Nathan Glazer died last week at the age of 95. He was one of the original neo-conservatives, when the term still meant “a liberal who has been mugged by reality.” After initially opposing the New Deal because it did not go far enough, Glazer’s experience in government and academia made him, in the words of the Wall Street Journal, “skeptical of social change imposed without sufficient respect for existing institutions.”

In his 1971 essay “The Limits of Social Policy,” Glazer wrote, “Every piece of social policy substitutes for some traditional arrangement, whether good or bad, a new arrangement in which public authorities take over, at least in part, the role of the family, of the ethnic and neighborhood group, or of the voluntary association. In doing so, social policy weakens the positions of these traditional agents.”

Robert Putnam in 2000 lamented that Americans were less likely to participate in voluntary organizations of any kind, whether bowling leagues or Rotary Clubs. In the current issue of National Affairs, Andy Smarick of the R Street Institute asks, “How can we lean on voluntary, intermediary associations for collective action after they’ve been allowed to atrophy for decades?”

Richard Cornuelle offered one way for Americans to work on those atrophied associations and regain their ability to help one another. He created a student loan reinsurer that effectively competed with government guarantees for a number of years, wrote books, and advocated for a truly independent nonprofit sector. Instead, today’s nonprofit human service providers rely on government grants and contracts for three-fourths of their revenue.

Recognizing the challenge of competing with a significant source of revenue, Smarick notes, “The responsibility for creating and bolstering these groups extends beyond the groups themselves and their members. But to whom? Public leaders committed to decentralization should see this indeterminate obligation as an invitation.” He argues that “the government has an interest in strengthening civil society’s wide-ranging associations.” The question remains, can government policy itself create space for people in communities to help one another?

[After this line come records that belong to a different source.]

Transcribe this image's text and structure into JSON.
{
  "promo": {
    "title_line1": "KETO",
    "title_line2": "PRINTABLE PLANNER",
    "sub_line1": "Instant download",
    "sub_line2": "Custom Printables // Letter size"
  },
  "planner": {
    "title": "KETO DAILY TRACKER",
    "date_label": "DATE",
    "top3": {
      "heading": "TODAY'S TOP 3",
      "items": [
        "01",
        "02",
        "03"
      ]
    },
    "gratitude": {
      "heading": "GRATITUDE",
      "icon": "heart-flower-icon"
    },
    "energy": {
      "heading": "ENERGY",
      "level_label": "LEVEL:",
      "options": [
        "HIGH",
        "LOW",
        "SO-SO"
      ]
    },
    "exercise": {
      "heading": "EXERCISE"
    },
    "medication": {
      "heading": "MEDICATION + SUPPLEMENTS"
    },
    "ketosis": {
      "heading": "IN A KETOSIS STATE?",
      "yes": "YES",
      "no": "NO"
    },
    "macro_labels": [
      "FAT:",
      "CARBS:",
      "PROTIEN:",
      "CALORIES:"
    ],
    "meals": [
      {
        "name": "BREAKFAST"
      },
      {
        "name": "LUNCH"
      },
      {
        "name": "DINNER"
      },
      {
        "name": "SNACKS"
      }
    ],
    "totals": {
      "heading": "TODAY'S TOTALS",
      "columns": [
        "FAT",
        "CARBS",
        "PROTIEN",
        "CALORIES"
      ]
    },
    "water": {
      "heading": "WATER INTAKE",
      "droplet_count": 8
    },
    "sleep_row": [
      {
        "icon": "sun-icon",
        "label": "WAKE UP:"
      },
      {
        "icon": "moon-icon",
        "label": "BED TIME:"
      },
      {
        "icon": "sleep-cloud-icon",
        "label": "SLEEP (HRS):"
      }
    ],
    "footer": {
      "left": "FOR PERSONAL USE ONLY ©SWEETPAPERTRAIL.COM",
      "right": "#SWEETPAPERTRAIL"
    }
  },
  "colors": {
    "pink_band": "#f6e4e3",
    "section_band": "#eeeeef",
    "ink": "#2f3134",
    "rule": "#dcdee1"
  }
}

School choice provides a current example of some ways it can. Charter schools, opportunity scholarships, and education savings accounts (ESAs) each foster competition with government monopoly schools in a unique way while shifting decisions from a more centralized authority to a more local authority. Parents can choose between public charter or district schools, can use the scholarship to attend a private school, or can use the money in their ESA to cover tutoring and other services outside of a traditional school setting. Charter schools have closed for mismanagement or poor performance, unlike their district counterparts. Other rules limit how scholarships or savings can be used. As Smarick writes, “By providing limited aid to declining formations and fostering new ones, the state can create environments that promote social entrepreneurship while modestly weeding the garden.”

The goal of school choice is not to eliminate government-provided education, but to give others a chance to compete with government on equal footing. Translating this experience from schools to other social services and community development needs has proven difficult, whether through community development block grants, Medicaid waivers, or enterprise zones. Smarick highlights three of the latest attempts to try again.

First, Opportunity Zones provide investors with partial or total elimination of capital gains taxes if earned in the designated area or invested in the area after being earned elsewhere. North Carolina identified 252 Opportunity Zones, which were created as part of the 2017 federal tax overhaul with the promise of bigger benefits and less hassle than previous iterations of place-based investment incentives. Investors are still learning about them, and the first projects are still in the planning stages.

Second, federal New Markets Tax Credits were created in 2000 to encourage investment in distressed communities. The John Locke Foundation’s Becki Gray has been a frequent and vocal opponent of creating a matching credit in North Carolina. A 2014 report by the Government Accountability Office found insufficient data to determine whether the federal program had been successful, even though businesses had then already claimed $1 billion in credits.

Of the three, Social Impact Bonds (SIBs) may offer the most viable option for government to support local action without creating new distortions or unknowable outcomes. From the narrow perspective of government contracting, SIBs merely provide a vehicle to define success before appropriating money for a program and then to hold the program accountable for results. From a broader perspective of fostering social capital, SIBs tap local expertise and create skin in the game for advocates who otherwise would be playing with other people’s money.  If a SIB-financed program is successful, it proves better than an existing government program at alleviating a social problem and in the process reduces the demand for other government services.

Less demand for government or its support should be the ultimate goal of human service programs, whether funded by taxes or voluntary contributions. Government support is an inferior substitute for the love and support that is possible through work, family, and community, as Nathan Glazer made clear.